La Stampa 22.3.18
I dati di Facebook condizionano il cliente elettore
di Massimiliano Panarari
Il
datagate si ingrossa sempre di più, trascinando nella polvere uno dei
pilastri di quel capitalismo delle piattaforme che si è incarnato nella
«quadriade» dei Gafa (Google, Apple, appunto Facebook, e Amazon). E
proprio mentre Davide Casaleggio – leader para-carismatico di una
forma-partito che alla comunicazione online deve tantissimo – celebra
sul Washington Post le sorti magnifiche e progressive della democrazia
orizzontale internettiana, destinata a scalzare la «castale» versione
delegata, ci troviamo di fronte all’emersione di alcune evidenze del
lato oscuro del web. E precisamente da qui provengono talune delle
molteplici minacce che le nostre affaticate democrazie liberali si
trovano a dover affrontare in questi anni, ampiamente sottovalutate
dalle classi politiche «di sistema», e altrettanto largamente sfruttate,
in tutta probabilità, da parte almeno di quelle anti-establishment.
L’affaire
Cambridge Analytica rappresenta la punta avanzata (nella fattispecie,
degenerata) del matrimonio tra strategie di marketing e sviluppo
tecnologico, a cui va ricondotta la capacità delle piattaforme digitali
di acquisire notizie sempre più dettagliate sui propri utilizzatori e
clienti. Queste informazioni personali alimentano l’attività di analisi e
studio dei Big Data, i complessi e giganteschi aggregati di dati –
bisognosi di trattazione mediante algoritmi e tecniche informatiche
sofisticate perché enormemente più grandi dei consueti database – con i
quali si va molto oltre quella tradizionale suddivisione degli elettori
secondo classi socio-demografiche e categorie professionali su cui a
lungo si sono costruiti il proselitismo e la comunicazione dei partiti
durante il secondo Novecento. E si entra così nello stadio della
propaganda computazionale, che consente di effettuare la
«superprofilazione». Ogni giorno, navigando sulla rete e interagendo sui
social network, gli utenti riversano maree di informazioni sulle
proprie preferenze e stili di comportamento; e lo fanno, non di rado, in
maniera totalmente inconsapevole, non leggendo le informative oppure
dando con leggerezza il proprio consenso per poter utilizzare qualche
app (com’è avvenuto nel caso di cui si parla in questi giorni). Si
possono così stabilire delle correlazioni estremamente precise e
minuziose perché basate su set vastissimi di dati anziché su campioni
statistici; e ne deriva, quindi, la possibilità di effettuare previsioni
sempre più attendibili e accurate sul comportamento dei soggetti.

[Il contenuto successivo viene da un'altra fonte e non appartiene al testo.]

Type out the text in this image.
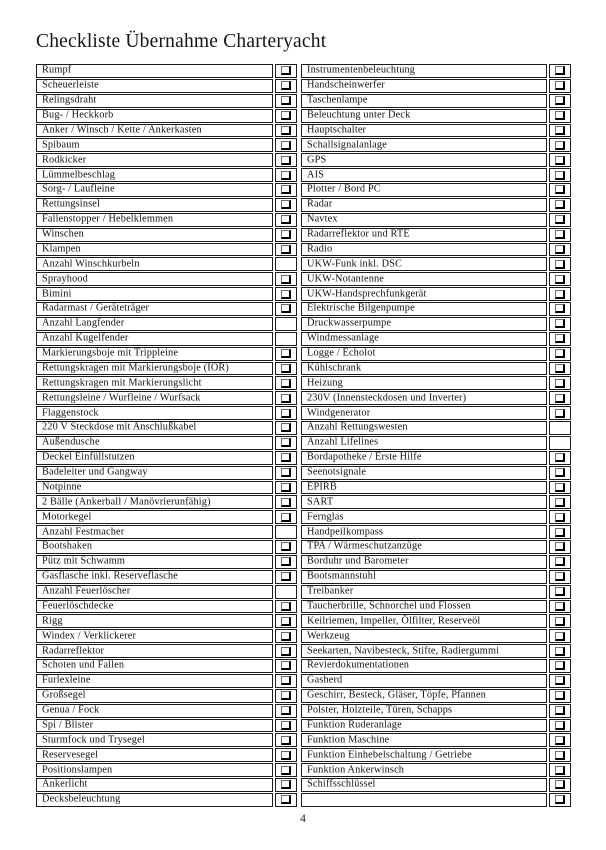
Checkliste Übernahme Charteryacht
Rumpf
Scheuerleiste
Relingsdraht
Bug- / Heckkorb
Anker / Winsch / Kette / Ankerkasten
Spibaum
Rodkicker
Lümmelbeschlag
Sorg- / Laufleine
Rettungsinsel
Fallenstopper / Hebelklemmen
Winschen
Klampen
Anzahl Winschkurbeln
Sprayhood
Bimini
Radarmast / Geräteträger
Anzahl Langfender
Anzahl Kugelfender
Markierungsboje mit Trippleine
Rettungskragen mit Markierungsboje (IOR)
Rettungskragen mit Markierungslicht
Rettungsleine / Wurfleine / Wurfsack
Flaggenstock
220 V Steckdose mit Anschlußkabel
Außendusche
Deckel Einfüllstutzen
Badeleiter und Gangway
Notpinne
2 Bälle (Ankerball / Manövrierunfähig)
Motorkegel
Anzahl Festmacher
Bootshaken
Pütz mit Schwamm
Gasflasche inkl. Reserveflasche
Anzahl Feuerlöscher
Feuerlöschdecke
Rigg
Windex / Verklickerer
Radarreflektor
Schoten und Fallen
Furlexleine
Großsegel
Genua / Fock
Spi / Blister
Sturmfock und Trysegel
Reservesegel
Positionslampen
Ankerlicht
Decksbeleuchtung
Instrumentenbeleuchtung
Handscheinwerfer
Taschenlampe
Beleuchtung unter Deck
Hauptschalter
Schallsignalanlage
GPS
AIS
Plotter / Bord PC
Radar
Navtex
Radarreflektor und RTE
Radio
UKW-Funk inkl. DSC
UKW-Notantenne
UKW-Handsprechfunkgerät
Elektrische Bilgenpumpe
Druckwasserpumpe
Windmessanlage
Logge / Echolot
Kühlschrank
Heizung
230V (Innensteckdosen und Inverter)
Windgenerator
Anzahl Rettungswesten
Anzahl Lifelines
Bordapotheke / Erste Hilfe
Seenotsignale
EPIRB
SART
Fernglas
Handpeilkompass
TPA / Wärmeschutzanzüge
Borduhr und Barometer
Bootsmannstuhl
Treibanker
Taucherbrille, Schnorchel und Flossen
Keilriemen, Impeller, Ölfilter, Reserveöl
Werkzeug
Seekarten, Navibesteck, Stifte, Radiergummi
Revierdokumentationen
Gasherd
Geschirr, Besteck, Gläser, Töpfe, Pfannen
Polster, Holzteile, Türen, Schapps
Funktion Ruderanlage
Funktion Maschine
Funktion Einhebelschaltung / Getriebe
Funktion Ankerwinsch
Schiffsschlüssel
4
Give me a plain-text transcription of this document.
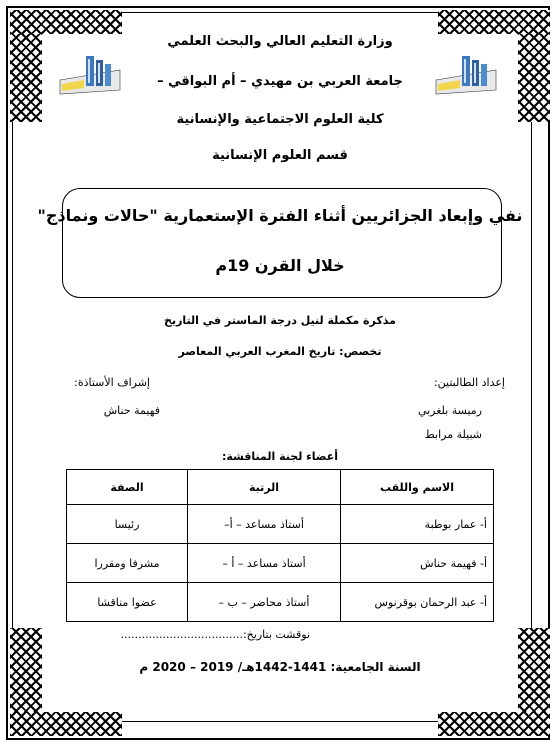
وزارة التعليم العالي والبحث العلمي
جامعة العربي بن مهيدي – أم البواقي –
كلية العلوم الاجتماعية والإنسانية
قسم العلوم الإنسانية
نفي وإبعاد الجزائريين أثناء الفترة الإستعمارية "حالات ونماذج"
خلال القرن 19م
مذكرة مكملة لنيل درجة الماستر في التاريخ
تخصص: تاريخ المغرب العربي المعاصر
إعداد الطالبتين:
رميسة بلغربي
شبيلة مرابط
إشراف الأستاذة:
فهيمة حناش
أعضاء لجنة المناقشة:
الاسم واللقب	الرتبة	الصفة
أ- عمار بوطبة	أستاذ مساعد – أ–	رئيسا
أ- فهيمة حناش	أستاذ مساعد – أ –	مشرفا ومقررا
أ- عبد الرحمان بوقرنوس	أستاذ محاضر – ب –	عضوا مناقشا
نوقشت بتاريخ:...................................
السنة الجامعية: 1441-1442هـ/ 2019 – 2020 م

Attraverso le tecniche di data mining si rivela così possibile delineare
la propensione di voto del singolo individuo, e con quelle di
microtargeting focalizzare la comunicazione per fargli arrivare messaggi
iperpersonalizzati. Come pure «spacchettare» e differenziare lo stesso
messaggio, inviandolo in modo ancora più mirato ai destinatari già
individuati come propensi a seconda del sottogruppo socioculturale a cui
appartengono.
Vista la pervasività delle tecnologie digitali
nella nostra vita, e la valenza dei social media di dispensatori
praticamente esclusivi di news per tanti dei loro fruitori, alla
categoria di cittadini-elettori dovremmo affiancare quella di
utenti-elettori. L’ennesima metamorfosi di quell’idea di opinione
pubblica su cui si fondano i nostri fragili (e irrinunciabili) sistemi
politici rappresentativi, le cui classi dirigenti si sono rivelate
impreparate, una volta di più, ad affrontare una mutazione di grande
portata. Il «Leviatano 3.0» (i colossi high-tech), nei suoi momenti di
scontro con quello «1.0» (lo Stato nazione), si è largamente avvalso
della narrazione della Rete come infinita e immateriale casa di vetro –
tante sono le conferenze in materia di Mark Zuckerberg. Centinaia di
migliaia di iscritti a Facebook si sono ritrovati invece dentro a un
Panopticon. Ed è proprio questa dimensione al tempo stesso «totalitaria»
e assai strumentale dell’ideologia della trasparenza che oggi, al
cospetto del suo evidente naufragio – tra black propaganda, disprezzo
della privacy e occultamento dei profitti in vari paradisi fiscali –
andrebbe rimessa con forza in discussione nel discorso pubblico.